New York City could limp along for a few weeks without its subways. Without garbage pickup, a stinky week or so. (The rats would be happy.) Without power, we know, things get bad after a day or two. But water? Four hours, maybe. If the flow stops, so does city life.
At the start of this year, all of our water came from upstate through two big tunnels. No. 1 was completed in 1917, No. 2 in 1936. They’re really old, and they can’t be closed for inspection, because the valves are too fragile. Besides, they might collapse if they’re emptied. Tunnel No. 3, sketched out in 1954, is meant to take the load off the first two. Digging began in 1970, then stopped in 1975, amid the fiscal crisis and a labor dispute. Meanwhile, No. 1 and No. 2 just got older and older, leakier and leakier. Work on No. 3 started up again in 1979; the state took over in 1981, projecting completion in 1988. More delays. A kid fell into one of the excavations and was killed in 1991. Over the years, 23 construction workers—sandhogs, they’re called—died on the job. The whole thing never quite ground to a halt, because some of us knew: One crack in Tunnel No. 1’s concrete lining, and New York was done for.
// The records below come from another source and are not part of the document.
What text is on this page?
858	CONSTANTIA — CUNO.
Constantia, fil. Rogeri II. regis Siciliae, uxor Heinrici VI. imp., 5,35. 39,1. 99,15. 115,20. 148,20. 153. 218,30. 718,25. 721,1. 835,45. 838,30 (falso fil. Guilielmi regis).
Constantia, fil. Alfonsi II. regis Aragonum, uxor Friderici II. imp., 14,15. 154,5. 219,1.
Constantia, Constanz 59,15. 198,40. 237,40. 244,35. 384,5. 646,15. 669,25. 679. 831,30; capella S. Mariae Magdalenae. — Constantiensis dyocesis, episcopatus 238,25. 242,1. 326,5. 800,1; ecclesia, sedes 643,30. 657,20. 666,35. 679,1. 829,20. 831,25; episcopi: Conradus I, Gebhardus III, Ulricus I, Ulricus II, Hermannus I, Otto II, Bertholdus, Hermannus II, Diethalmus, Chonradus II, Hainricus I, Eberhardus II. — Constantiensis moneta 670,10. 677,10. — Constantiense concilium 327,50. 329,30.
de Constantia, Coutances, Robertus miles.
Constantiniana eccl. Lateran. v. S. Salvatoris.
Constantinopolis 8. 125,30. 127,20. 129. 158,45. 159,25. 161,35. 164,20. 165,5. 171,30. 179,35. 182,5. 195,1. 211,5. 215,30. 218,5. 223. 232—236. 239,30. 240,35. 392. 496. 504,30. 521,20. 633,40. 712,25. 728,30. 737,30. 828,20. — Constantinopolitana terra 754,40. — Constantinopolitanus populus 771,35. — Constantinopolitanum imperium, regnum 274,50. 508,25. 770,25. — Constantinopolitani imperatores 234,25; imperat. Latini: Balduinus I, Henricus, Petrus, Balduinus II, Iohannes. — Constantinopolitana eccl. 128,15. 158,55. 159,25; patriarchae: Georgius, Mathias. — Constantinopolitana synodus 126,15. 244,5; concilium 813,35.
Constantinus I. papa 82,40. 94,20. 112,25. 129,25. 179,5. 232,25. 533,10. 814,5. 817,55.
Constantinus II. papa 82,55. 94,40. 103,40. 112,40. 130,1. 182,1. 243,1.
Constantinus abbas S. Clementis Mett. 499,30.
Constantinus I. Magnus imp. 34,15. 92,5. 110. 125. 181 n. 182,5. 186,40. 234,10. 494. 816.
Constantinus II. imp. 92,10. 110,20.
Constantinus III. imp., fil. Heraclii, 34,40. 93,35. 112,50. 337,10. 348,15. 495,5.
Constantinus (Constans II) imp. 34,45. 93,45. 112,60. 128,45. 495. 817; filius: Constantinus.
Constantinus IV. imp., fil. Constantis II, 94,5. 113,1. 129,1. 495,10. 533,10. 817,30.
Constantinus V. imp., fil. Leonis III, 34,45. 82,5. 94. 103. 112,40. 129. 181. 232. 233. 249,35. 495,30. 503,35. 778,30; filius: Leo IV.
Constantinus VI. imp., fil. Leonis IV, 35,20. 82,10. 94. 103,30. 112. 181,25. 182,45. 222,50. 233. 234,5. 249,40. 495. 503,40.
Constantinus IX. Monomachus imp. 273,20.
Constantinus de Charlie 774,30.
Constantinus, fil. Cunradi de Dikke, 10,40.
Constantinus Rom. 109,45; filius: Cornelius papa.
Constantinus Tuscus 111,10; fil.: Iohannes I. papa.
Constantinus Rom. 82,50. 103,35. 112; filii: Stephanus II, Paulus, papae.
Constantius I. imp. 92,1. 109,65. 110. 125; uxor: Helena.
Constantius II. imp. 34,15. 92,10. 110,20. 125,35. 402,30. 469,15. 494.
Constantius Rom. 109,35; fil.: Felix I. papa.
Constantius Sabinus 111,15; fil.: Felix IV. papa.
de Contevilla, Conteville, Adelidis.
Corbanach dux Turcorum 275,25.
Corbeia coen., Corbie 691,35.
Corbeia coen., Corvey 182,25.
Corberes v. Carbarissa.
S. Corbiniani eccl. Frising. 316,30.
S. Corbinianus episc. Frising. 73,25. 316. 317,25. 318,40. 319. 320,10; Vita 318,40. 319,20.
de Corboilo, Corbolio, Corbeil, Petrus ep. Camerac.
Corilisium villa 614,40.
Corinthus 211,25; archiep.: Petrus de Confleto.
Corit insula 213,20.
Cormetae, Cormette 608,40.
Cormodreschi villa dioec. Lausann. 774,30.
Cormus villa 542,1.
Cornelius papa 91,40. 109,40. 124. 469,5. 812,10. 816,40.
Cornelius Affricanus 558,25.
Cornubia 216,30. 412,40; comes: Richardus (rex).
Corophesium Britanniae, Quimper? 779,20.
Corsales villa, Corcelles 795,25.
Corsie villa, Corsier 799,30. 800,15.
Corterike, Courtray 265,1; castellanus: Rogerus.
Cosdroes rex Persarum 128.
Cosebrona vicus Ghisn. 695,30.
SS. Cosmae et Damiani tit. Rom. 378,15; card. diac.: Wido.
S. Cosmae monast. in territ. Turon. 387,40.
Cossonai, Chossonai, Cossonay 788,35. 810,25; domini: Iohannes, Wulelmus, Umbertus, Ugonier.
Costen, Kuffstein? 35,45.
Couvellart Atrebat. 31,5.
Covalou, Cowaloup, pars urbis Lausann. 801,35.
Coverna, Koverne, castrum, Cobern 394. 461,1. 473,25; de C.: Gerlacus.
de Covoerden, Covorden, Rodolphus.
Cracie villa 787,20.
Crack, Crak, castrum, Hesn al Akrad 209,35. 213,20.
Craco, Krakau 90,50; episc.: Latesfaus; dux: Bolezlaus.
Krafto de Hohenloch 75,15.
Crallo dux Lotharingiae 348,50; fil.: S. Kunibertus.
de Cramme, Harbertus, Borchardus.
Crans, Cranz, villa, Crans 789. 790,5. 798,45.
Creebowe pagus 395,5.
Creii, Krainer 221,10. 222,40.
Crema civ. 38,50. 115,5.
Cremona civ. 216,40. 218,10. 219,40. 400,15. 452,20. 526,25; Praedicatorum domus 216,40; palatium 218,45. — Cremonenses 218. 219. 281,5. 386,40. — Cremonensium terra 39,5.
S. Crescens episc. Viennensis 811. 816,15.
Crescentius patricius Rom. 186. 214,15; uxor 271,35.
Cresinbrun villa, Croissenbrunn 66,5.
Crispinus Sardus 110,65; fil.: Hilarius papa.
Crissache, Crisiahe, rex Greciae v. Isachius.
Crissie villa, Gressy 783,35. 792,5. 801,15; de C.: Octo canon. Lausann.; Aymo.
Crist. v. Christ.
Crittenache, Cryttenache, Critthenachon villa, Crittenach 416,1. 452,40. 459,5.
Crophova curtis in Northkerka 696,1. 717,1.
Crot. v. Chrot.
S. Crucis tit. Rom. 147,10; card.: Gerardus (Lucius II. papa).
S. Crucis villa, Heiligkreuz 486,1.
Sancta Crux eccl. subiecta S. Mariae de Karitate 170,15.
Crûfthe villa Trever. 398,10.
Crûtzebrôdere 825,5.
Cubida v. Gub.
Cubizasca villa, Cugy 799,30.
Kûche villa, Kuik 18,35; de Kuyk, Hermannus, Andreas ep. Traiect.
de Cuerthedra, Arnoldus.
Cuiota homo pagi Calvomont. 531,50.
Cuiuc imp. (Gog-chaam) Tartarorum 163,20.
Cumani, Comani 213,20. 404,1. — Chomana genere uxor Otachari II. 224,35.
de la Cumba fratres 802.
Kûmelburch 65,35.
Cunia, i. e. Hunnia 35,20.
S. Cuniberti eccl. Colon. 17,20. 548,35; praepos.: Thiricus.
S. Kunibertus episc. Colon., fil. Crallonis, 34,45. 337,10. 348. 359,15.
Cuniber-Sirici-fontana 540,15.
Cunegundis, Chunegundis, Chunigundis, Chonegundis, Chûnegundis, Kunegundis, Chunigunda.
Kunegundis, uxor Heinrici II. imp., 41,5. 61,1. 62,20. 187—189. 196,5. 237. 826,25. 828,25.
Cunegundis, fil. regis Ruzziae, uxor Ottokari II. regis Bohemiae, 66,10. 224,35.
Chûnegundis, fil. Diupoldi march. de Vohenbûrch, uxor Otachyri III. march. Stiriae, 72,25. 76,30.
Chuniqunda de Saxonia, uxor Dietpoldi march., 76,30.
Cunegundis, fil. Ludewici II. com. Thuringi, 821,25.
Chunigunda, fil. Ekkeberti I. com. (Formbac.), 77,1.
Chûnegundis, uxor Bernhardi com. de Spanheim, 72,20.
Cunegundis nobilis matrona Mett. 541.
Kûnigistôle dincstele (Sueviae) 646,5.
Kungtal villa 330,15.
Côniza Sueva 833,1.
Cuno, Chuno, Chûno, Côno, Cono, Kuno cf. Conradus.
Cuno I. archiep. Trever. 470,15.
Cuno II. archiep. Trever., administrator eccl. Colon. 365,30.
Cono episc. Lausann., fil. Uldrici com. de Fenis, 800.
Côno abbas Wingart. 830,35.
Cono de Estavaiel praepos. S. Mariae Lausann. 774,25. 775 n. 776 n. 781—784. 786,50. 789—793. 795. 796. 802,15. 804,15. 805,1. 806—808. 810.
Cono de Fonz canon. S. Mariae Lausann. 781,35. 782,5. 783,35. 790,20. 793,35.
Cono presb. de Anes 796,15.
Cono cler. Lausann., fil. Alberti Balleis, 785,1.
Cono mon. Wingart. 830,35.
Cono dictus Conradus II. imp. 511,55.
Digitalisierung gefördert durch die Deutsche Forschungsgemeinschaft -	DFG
When Mike Bloomberg became mayor, he asked his advisers what could bring the city to its knees. They told him about the old tunnels, the bad valves. An extra couple of billion dollars made their way to No. 3. And on October 16, Bloomberg stood in City Hall Park and spun a valve. A water fountain sprang to life. It made page A26 of the Times. You probably didn’t know you could finally relax—that at last, we had a measure of safety, pushing back the four-hour crisis indefinitely. But you could.